Я прикончил кофе и принялся за работу. На заднем дворе дома, под ветвями раскидистых дубов, где тень спасет нас от самой злой дневной жары, мы расставили длинные складные столы. Взлетали клеенчатые скатерти, из чулана вытаскивались складные стулья; я словно снова занимался обслуживанием банкетов, как тогда, в кулинарной школе.
– Знаешь тот бар у реки? – спросил я Джимми между делом, искоса на него поглядывая. – Стоит прямо у воды, сразу по ту сторону от моста.
– Нет контакта, – сказал он. – Там был бильярд и тотализатор, но сгорел года четыре или пять тому назад. А что?
– Да я просто катался там прошлой ночью и подумал, что раньше его не видел. Тут столько всего изменилось. Хочу понять, что теперь к чему.
– Ну да, ну да. Рассказывай. На самом деле штука в том, что родичи еще не собрались, а тебе уже надо выпить. Скажешь, я не прав?
– Тут ты меня взял с потрохами, – согласился я.
– После полудня раздавим по пиву, – пообещал он и подмигнул. – Если раньше, Эмили та-а-ак на меня посмотрит. Ты не женат, так что откуда тебе знать, но учти: на девяносто девять процентов семейное счастье зависит от умения не делать того, за что потом та-а-ак вот смотрят.
Тут он остро заинтересовался устройством складного стула.
– Ма говорила мне про твоего… друга, что вы расстались и все такое. Просто хотел сказать, мне ужасно жаль.

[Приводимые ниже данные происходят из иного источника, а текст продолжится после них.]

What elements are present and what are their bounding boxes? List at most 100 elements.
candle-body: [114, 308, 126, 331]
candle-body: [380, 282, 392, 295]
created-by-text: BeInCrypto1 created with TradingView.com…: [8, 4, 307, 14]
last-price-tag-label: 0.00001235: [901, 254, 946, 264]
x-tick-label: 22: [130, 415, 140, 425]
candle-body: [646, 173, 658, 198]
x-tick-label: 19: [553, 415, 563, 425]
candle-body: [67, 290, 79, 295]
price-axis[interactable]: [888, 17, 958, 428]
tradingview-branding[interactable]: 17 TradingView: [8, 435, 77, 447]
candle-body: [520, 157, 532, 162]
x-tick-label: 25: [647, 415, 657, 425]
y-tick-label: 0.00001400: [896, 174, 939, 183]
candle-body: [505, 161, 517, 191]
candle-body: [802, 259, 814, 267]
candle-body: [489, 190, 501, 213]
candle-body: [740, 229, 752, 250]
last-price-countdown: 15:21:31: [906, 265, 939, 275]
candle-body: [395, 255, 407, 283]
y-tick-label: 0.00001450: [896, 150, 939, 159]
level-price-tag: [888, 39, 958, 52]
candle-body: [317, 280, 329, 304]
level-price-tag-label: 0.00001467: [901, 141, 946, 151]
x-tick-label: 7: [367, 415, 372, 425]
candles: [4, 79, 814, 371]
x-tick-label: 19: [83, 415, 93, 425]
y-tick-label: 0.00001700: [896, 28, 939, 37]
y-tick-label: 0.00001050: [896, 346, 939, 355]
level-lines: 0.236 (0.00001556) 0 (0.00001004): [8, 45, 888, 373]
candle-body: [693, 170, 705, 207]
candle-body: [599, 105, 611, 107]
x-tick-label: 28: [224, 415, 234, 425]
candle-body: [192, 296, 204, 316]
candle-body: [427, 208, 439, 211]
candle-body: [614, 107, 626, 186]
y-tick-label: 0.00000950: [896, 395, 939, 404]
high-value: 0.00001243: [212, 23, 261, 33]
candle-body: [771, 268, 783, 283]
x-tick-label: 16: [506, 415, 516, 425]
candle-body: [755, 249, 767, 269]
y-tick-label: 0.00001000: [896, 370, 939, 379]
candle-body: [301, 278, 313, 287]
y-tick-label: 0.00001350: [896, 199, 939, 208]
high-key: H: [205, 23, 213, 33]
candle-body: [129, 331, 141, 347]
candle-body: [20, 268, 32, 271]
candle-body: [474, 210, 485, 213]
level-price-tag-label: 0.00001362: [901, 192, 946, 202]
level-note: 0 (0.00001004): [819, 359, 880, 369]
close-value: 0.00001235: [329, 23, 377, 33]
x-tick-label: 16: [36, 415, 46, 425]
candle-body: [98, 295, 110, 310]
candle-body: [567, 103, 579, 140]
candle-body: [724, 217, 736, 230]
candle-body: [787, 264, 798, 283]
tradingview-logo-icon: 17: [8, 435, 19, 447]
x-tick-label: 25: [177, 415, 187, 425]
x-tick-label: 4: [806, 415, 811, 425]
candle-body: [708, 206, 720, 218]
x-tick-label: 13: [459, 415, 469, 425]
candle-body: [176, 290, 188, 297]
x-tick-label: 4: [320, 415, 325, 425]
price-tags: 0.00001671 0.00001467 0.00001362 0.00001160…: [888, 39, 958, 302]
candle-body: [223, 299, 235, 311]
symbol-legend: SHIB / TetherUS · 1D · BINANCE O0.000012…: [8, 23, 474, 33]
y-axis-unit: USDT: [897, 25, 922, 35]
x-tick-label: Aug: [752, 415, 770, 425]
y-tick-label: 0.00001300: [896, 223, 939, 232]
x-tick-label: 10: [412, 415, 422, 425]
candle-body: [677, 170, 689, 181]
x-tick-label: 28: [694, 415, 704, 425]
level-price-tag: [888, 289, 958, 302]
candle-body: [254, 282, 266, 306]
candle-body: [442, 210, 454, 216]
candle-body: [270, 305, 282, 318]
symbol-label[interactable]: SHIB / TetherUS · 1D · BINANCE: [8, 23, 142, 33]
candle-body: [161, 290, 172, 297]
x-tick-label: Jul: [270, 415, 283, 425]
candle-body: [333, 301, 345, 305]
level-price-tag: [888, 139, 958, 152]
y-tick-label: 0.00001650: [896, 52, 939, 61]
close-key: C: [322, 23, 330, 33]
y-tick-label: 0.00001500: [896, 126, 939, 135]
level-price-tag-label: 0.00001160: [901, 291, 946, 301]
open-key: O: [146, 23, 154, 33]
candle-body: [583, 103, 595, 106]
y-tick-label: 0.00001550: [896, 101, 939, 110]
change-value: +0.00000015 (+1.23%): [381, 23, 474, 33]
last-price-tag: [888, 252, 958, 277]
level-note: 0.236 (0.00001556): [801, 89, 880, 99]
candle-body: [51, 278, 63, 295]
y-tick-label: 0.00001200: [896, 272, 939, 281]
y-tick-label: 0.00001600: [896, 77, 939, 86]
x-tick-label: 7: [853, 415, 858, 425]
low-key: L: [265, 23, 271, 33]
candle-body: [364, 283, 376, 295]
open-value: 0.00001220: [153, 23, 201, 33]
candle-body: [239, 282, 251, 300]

Вряд ли я хоть раз за всю свою жизнь был больше тронут. Испортить момент, показав, как много для меня значили его слова, я не решился, так что просто махнул рукой:
– Мало ли в море рыбы.
– Только тете Хелен не говори, что ты типа свободен. У нее все незамужние девчонки в окрестных пяти округах наперечет. Ты еще поздороваться не успел, а она уже твою свадьбу планирует.
– Если понадоблюсь, я буду вот тут, под столом. Только никому не говори, – засмеялся в ответ я.
Под стол я правда не полез. Родители подкатили около полудня, и мы с мамой исполнили большие обнимашки в духе «сколько-лет-сколько-зим». Папа торжественно потряс мне руку. Он всегда был склонен к формализму, но уже после пары минут официальной беседы мы дружно съехали на привычные и более непринужденные рельсы. Почти сразу зажурчал ручеек гостей, где-то к трем превратившийся в Ноев потоп. К четырем не менее сотни представителей семейного древа Брайдонов и привитых ветвей клубилось внутри и снаружи большого дома. Несколько враз одичавших стай молодняка с нездешней силой носилось по полям, бесконечные полузнакомые физиономии тепло улыбались мне, а на щеках уже горело куда больше поцелуев, чем пристало мужчине в двадцать три года.